魔法をかけても直ぐに熱が出てしまいます。
これは、病気の熱ではない無いように感じます。
頭を冷やして様子を診るしかありません。」
それを聞いたアリーシアが
「そんな!!」
「アリーシア、落ち着きなさい。
司祭様、病気ではないのですね。」
「そう感じます。
ですので、熱さえ下がれば元気になるでしょう。」
それを聞いて、両親は安堵の表情をする。
すると、頭の中に音が鳴り
(«ピロン。
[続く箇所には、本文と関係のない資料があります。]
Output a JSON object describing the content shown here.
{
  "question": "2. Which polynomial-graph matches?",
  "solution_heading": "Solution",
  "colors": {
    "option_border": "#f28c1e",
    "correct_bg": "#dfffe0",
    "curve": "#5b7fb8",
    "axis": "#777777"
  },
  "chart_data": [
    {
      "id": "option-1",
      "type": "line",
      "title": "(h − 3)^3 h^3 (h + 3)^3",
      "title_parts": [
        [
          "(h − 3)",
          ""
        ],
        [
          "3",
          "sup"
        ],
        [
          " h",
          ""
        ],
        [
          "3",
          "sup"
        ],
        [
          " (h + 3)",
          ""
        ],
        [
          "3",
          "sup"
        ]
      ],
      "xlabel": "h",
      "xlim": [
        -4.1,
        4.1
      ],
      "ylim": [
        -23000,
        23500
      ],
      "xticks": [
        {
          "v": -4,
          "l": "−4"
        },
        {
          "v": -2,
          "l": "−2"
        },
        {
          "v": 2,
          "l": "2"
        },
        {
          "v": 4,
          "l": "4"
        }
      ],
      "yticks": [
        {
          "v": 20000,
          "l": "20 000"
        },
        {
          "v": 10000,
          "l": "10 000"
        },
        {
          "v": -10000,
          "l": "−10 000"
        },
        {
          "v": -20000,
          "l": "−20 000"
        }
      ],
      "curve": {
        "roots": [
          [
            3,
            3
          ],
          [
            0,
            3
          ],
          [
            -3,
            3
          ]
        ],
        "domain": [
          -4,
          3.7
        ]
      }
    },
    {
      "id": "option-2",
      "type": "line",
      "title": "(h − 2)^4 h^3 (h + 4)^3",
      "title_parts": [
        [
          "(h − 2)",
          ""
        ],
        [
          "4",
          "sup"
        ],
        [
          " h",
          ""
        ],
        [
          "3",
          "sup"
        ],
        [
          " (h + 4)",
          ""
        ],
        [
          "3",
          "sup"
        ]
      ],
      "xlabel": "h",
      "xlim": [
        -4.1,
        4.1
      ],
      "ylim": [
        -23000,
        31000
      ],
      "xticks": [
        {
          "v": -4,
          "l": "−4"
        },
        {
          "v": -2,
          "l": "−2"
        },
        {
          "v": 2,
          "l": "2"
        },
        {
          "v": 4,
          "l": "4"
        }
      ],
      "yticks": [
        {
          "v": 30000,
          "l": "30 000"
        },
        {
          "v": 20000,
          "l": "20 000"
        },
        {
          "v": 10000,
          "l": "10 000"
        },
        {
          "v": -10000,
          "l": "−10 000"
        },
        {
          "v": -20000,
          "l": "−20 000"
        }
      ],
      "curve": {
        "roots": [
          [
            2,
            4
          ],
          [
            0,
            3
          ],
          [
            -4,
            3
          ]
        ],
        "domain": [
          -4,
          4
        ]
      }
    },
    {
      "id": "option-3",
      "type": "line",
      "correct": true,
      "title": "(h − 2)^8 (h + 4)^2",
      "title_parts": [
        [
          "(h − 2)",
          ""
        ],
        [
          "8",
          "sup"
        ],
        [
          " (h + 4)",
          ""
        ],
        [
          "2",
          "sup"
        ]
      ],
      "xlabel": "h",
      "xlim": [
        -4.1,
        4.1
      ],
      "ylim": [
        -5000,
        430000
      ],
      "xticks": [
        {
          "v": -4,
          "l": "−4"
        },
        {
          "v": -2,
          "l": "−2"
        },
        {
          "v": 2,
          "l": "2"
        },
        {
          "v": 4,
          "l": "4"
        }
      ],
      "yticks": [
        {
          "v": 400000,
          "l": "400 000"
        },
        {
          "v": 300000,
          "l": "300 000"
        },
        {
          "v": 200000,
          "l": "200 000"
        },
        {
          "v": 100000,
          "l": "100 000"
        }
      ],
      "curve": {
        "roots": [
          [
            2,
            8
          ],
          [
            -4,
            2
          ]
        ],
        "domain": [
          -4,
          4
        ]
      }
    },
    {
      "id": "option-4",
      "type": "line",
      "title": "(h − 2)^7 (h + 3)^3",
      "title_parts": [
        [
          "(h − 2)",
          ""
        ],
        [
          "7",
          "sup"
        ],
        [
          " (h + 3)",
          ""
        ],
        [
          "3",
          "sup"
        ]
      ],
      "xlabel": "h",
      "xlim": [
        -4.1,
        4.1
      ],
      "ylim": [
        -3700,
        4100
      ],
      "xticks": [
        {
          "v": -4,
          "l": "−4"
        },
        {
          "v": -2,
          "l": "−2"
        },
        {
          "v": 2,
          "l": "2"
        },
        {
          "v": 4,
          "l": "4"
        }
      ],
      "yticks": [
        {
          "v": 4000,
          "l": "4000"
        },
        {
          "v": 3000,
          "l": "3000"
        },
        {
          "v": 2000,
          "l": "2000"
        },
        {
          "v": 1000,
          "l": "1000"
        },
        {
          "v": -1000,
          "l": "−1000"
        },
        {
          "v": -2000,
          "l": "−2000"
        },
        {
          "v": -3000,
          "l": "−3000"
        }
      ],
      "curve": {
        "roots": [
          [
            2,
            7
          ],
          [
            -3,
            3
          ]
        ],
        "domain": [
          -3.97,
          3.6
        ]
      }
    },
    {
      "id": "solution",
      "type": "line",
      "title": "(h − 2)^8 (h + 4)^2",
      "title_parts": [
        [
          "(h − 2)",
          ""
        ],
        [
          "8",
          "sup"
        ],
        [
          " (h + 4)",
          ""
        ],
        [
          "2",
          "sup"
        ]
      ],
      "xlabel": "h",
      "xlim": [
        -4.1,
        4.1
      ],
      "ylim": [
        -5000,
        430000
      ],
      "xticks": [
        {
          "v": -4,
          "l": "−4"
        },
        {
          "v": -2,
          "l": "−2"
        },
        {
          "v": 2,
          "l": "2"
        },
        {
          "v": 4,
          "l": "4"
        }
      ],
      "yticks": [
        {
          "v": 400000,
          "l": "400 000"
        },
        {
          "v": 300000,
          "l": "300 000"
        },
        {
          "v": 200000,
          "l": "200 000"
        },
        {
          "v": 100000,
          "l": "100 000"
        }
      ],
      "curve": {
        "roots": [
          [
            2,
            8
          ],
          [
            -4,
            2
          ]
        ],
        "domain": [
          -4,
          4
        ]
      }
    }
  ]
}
»痛覚耐性Lv,1を取得しました。)
とスクリーンウィンドウに表示された。
頭痛は収まり、熱っぽさも引いて来たので寝ることにした。
翌朝、お腹が猛烈に空いたので目を醒ますとベットの横には椅子に座りながらベットに、俯せになっているアリーシアがいた。
「はーは、おきて」
とアリーシアを左手で揺さぶる。
アリーシアは直ぐに目を醒まして、
「ヴァルちゃん、お熱は。」
と言って、私の額に手を当てる。
「お熱下がっているわね。
良かった〜。」
「はーは、おなかすいた。」
「そうね、昨日何も口にしていないのだからお腹空くわよね。
今なにか持ってこさせるわ。
マリネラ、食事の用意をお願い。
私は皆に伝えてくるわ。」
「畏まりました。
では私は厨房に向かいます。」
2人はそれぞれ部屋を出て行った。